Análise da questão — “Vale quanto pesa”
Gabarito: letra D. O título “Vale quanto pesa” é uma ironia: brinca com a expressão “vale quanto pesa” (que normalmente se refere a ouro ou objetos valiosos) para criticar a valorização de livros volumosos no mercado editorial, cujo conteúdo não é necessariamente de qualidade. A última frase do texto confirma: “Querem pesos pesados — e isso não se refere ao recheio intelectual.” Assim, o texto sugere que o valor dos livros está sendo medido pelo peso físico, e não pelo conteúdo intelectual.
O texto descreve a tendência de best-sellers cada vez mais grossos, encomendados por editores com base em pesquisas de mercado. O tom é crítico, mas não explícito; a ironia está em usar o título para sugerir que o “peso” vale mais do que o conteúdo.
Alternativa | Descrição | Relação com o texto | Correção |
|---|
A | Referência histórica à tradição literária, que sempre priorizou obras de maior extensão | O texto menciona Dom Quixote, mas não afirma que a tradição sempre priorizou obras extensas; a alternativa extrapola. | ❌ Incorreta |
B | Apologia aos editores que promovem histórias longas para atender a demandas de mercado | O texto relata a decisão editorial, mas não faz apologia (elogio); o tom é crítico. | ❌ Incorreta |
C | Defesa explícita do valor literário das obras mais extensas, consideradas mais profundas que as clássicas | O texto ironiza que o peso não se refere ao “recheio intelectual”, contradizendo a defesa do valor literário. | ❌ Incorreta |
D | Ironia sobre a valorização de livros volumosos no mercado editorial, mesmo que seu conteúdo não seja necessariamente de grande qualidade | O título é uma ironia que critica a valorização do peso físico em detrimento do conteúdo intelectual, confirmado pela última frase do texto. | ✅ Correta |
E | Crítica direta ao público leitor, que prefere livros mais longos independentemente de seu conteúdo | O texto critica o mercado editorial, não o público leitor de forma direta; a crítica é indireta. | ❌ Incorreta |
Análise das alternativas
Alternativa A — ❌ Incorreta
“referência histórica à tradição literária, que sempre priorizou obras de maior extensão”
O texto menciona Dom Quixote como exemplo de calhamaço, mas não afirma que a tradição sempre priorizou obras extensas. Pelo contrário, destaca que o fenômeno atual é impulsionado por editores. A alternativa extrapola ao generalizar a tradição literária.

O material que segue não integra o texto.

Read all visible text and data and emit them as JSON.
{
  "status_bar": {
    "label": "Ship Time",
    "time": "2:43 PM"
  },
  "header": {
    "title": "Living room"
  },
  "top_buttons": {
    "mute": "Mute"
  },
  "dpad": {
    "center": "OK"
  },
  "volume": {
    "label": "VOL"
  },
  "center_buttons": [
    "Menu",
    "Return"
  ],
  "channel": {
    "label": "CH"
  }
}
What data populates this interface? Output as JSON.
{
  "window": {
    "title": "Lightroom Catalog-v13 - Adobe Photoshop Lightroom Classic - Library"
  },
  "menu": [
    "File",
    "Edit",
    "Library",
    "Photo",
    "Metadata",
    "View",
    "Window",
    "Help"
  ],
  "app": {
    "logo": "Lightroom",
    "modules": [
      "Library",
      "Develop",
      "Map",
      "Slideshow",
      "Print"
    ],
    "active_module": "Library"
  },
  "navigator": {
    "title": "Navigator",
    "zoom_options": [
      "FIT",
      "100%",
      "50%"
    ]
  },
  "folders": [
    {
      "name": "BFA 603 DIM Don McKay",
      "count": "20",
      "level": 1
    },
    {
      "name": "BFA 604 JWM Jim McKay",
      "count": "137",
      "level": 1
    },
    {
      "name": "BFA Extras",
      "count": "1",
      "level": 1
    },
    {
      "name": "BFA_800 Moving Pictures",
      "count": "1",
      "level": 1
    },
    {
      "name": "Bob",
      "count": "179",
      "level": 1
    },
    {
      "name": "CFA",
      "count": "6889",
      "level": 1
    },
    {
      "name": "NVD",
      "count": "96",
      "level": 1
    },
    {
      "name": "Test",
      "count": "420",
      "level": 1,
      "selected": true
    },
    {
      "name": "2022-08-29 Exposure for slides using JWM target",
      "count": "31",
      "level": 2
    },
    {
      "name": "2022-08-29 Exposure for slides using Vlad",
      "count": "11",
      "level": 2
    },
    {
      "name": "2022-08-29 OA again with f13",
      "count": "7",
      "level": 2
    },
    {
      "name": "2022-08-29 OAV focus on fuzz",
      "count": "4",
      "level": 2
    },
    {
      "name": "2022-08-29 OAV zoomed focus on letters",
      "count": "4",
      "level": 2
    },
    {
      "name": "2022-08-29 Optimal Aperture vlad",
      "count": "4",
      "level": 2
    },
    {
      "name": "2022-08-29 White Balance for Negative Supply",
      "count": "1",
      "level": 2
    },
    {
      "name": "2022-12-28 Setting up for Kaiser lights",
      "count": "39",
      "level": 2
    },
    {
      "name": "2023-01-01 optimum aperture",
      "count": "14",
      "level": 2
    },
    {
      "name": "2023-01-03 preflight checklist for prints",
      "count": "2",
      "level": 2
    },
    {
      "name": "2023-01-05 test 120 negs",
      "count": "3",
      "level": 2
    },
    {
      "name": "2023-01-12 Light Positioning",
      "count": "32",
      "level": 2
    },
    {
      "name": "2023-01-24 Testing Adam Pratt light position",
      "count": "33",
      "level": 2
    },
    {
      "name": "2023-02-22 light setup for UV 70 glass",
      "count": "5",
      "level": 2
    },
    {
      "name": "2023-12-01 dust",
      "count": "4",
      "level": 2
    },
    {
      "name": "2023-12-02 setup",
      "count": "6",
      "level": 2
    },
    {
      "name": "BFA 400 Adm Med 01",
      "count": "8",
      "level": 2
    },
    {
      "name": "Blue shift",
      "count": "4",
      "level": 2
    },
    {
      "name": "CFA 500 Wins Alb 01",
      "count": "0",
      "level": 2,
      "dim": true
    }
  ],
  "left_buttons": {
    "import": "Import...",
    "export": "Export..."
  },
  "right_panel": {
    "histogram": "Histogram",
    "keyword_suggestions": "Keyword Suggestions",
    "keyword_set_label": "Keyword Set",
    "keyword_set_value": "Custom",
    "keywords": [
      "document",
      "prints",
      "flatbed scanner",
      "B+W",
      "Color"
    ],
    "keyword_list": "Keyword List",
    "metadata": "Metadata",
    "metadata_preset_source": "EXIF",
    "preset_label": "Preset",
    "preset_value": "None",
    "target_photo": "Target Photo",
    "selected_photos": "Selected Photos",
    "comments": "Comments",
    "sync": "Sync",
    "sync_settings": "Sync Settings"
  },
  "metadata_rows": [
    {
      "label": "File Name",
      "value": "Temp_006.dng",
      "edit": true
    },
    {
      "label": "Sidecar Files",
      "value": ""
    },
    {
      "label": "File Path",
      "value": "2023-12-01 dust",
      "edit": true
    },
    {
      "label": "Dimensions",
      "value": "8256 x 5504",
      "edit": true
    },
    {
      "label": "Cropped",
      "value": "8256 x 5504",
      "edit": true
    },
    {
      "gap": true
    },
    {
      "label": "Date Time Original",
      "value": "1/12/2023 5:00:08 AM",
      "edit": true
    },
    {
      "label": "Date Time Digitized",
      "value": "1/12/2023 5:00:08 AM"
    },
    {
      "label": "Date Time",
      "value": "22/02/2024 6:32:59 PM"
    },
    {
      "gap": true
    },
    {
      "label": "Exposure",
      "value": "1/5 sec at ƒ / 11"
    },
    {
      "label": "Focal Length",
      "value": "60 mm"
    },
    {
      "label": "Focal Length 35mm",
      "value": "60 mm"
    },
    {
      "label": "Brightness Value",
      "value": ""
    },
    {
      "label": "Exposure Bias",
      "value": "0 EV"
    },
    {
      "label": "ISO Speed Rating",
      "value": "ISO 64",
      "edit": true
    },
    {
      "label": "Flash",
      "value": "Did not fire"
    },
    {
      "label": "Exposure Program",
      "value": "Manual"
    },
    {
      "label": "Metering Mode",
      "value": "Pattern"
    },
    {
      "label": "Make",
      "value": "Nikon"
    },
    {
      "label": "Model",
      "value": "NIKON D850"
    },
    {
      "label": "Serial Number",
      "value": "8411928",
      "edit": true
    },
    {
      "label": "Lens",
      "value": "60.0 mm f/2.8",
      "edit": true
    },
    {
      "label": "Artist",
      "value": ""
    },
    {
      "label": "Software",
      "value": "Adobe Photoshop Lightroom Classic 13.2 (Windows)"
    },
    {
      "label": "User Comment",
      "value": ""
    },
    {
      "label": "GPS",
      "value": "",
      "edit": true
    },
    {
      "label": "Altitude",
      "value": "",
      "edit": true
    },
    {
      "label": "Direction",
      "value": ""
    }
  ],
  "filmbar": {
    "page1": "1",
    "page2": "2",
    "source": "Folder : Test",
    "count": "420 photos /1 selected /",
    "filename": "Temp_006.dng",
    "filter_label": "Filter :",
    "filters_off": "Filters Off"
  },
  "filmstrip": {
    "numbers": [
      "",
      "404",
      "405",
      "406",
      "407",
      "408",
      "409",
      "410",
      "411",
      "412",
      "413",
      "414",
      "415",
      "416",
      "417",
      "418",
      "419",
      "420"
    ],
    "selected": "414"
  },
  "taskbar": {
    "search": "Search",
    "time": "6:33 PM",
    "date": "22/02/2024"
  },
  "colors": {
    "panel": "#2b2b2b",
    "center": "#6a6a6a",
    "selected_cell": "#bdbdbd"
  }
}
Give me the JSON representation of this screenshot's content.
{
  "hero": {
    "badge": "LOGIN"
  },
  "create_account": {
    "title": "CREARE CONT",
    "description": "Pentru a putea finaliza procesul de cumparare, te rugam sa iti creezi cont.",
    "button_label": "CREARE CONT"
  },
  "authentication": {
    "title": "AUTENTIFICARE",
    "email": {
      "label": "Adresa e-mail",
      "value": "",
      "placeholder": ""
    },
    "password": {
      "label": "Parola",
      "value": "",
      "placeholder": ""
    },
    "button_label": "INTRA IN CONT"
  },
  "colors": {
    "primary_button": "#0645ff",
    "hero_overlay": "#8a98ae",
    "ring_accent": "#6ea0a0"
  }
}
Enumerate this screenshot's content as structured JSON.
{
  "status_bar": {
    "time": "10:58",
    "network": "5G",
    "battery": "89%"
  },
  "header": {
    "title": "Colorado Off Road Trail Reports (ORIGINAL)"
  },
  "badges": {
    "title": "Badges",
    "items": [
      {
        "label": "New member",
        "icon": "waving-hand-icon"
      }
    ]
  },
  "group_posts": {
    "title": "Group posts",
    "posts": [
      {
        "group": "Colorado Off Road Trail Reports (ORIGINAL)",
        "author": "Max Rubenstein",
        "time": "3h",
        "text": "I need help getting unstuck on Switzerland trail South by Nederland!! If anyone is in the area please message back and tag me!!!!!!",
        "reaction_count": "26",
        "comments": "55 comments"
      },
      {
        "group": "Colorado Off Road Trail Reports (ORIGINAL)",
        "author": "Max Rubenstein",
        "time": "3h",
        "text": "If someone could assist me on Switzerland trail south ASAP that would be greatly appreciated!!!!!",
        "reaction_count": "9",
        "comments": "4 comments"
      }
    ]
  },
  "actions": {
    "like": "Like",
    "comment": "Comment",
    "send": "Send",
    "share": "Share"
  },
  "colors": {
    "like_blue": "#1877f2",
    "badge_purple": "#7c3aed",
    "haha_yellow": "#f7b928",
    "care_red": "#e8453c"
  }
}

Alternativa B — ❌ Incorreta
“apologia aos editores que promovem histórias longas para atender a demandas de mercado”
O texto não faz apologia (elogio) aos editores; ele apenas relata a decisão editorial baseada em pesquisas. O tom é crítico, não elogioso. A alternativa acrescenta opinião (apologia) que não está no texto.
Alternativa C — ❌ Incorreta
“defesa explícita do valor literário das obras mais extensas, consideradas mais profundas que as clássicas”
O texto não defende o valor literário das obras extensas; ao contrário, ironiza que o peso não se refere ao “recheio intelectual”. A alternativa contradiz o texto, que critica a superficialidade dos best-sellers volumosos.
Alternativa D — ✅ Correta ⟵ GABARITO
“ironia sobre a valorização de livros volumosos no mercado editorial, mesmo que seu conteúdo não seja necessariamente de grande qualidade”
O título é uma ironia, pois “vale quanto pesa” é usado para objetos de valor intrínseco, mas aqui se aplica a livros que são valorizados pelo peso físico, e não pelo conteúdo. O texto afirma que os editores querem “pesos pesados — e isso não se refere ao recheio intelectual”. Essa frase revela a ironia: o valor está no peso, não na qualidade. A alternativa está de acordo com o texto.
Alternativa E — ❌ Incorreta
“crítica direta ao público leitor, que prefere livros mais longos independentemente de seu conteúdo”
O texto critica a indústria editorial e a tendência de mercado, mas não faz uma crítica direta ao público leitor. A menção ao público é indireta (pesquisas de mercado). A alternativa extrapola ao atribuir ao texto uma crítica direta que não está explícita.
Conclusão: A única alternativa que capta o sentido irônico do título é a D, alinhada à crítica implícita do texto sobre a valorização do volume físico em detrimento da qualidade intelectual.